Werner, a veteran agent and consortia leader, told Travel Agent that: “RCCL's executives have lost sight of the conditions for small and mid-size agencies who may only have a total of a quarter million to as much as a million dollars in annual cruise sales across all cruise lines.”
Royal Caribbean confirmed with Travel Agent that in order for non-affiliated travel partners to maintain a 16 percent commission level, they would have to raise revenues from $1.25 million to $1.5 million in sales. This includes Azamara Cruises, Celebrity Cruises and Royal Caribbean. This is the first time since 1999 that Royal Caribbean Cruises Ltd. has raised its sales commission thresholds.
“These agencies don't grow in one year by the kind of volume RCCL expects," Werner said. "When agencies of this size increase sales, that growth is distributed among more than just one supplier.

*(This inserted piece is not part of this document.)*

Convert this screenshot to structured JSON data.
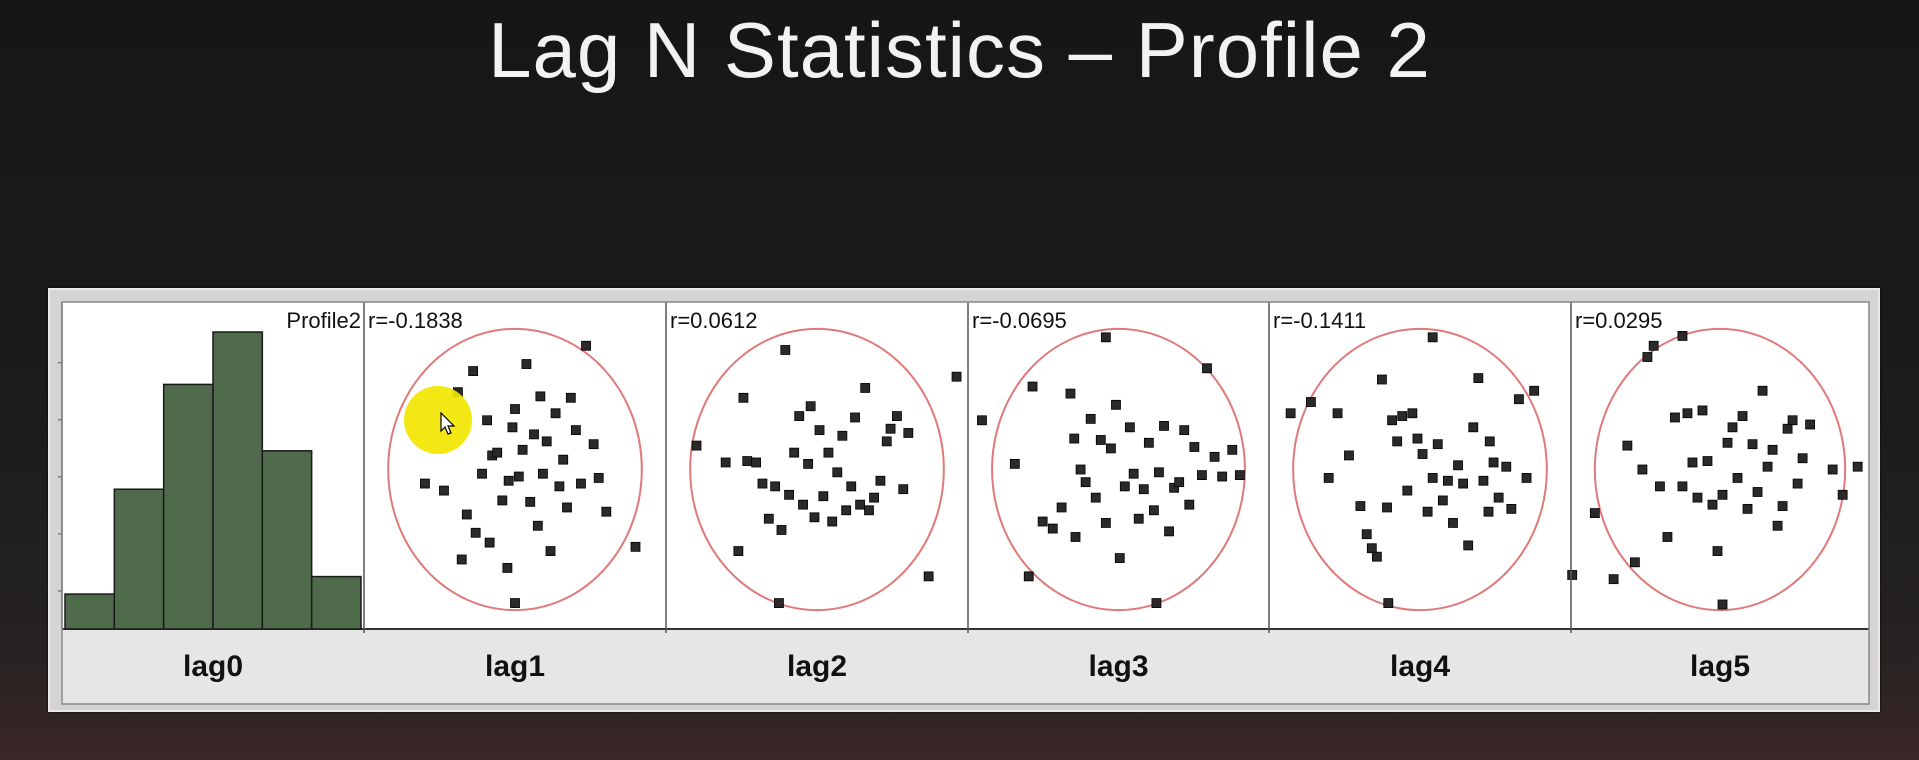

The plan is unrealistic and causes agencies to lose heart and look elsewhere for better yields.
“It really sends mixed signals when agencies, with respectable cruise sales, are told their business is very important, they are thanked for their support, but their sales are worth less today so they must accept less commission but keep their volume up,” he said.
Werner said that he anticipated that “other lines will make adjustments but not right away and not by the same percentages.”
MAST Vacation Partners is an agency-owned cooperative with 170 agency locations in eight states.
Werner’s comment followed recent statement by Vacation.com’s Steve Tracas, President and CEO and Travelsavers Jim Mazza, questioning the RCCL decision. At presstime the American Society of Travel Agents declined comment, as did several agencies that cited the sensitivity and confidentiality of their agreements with RCCL.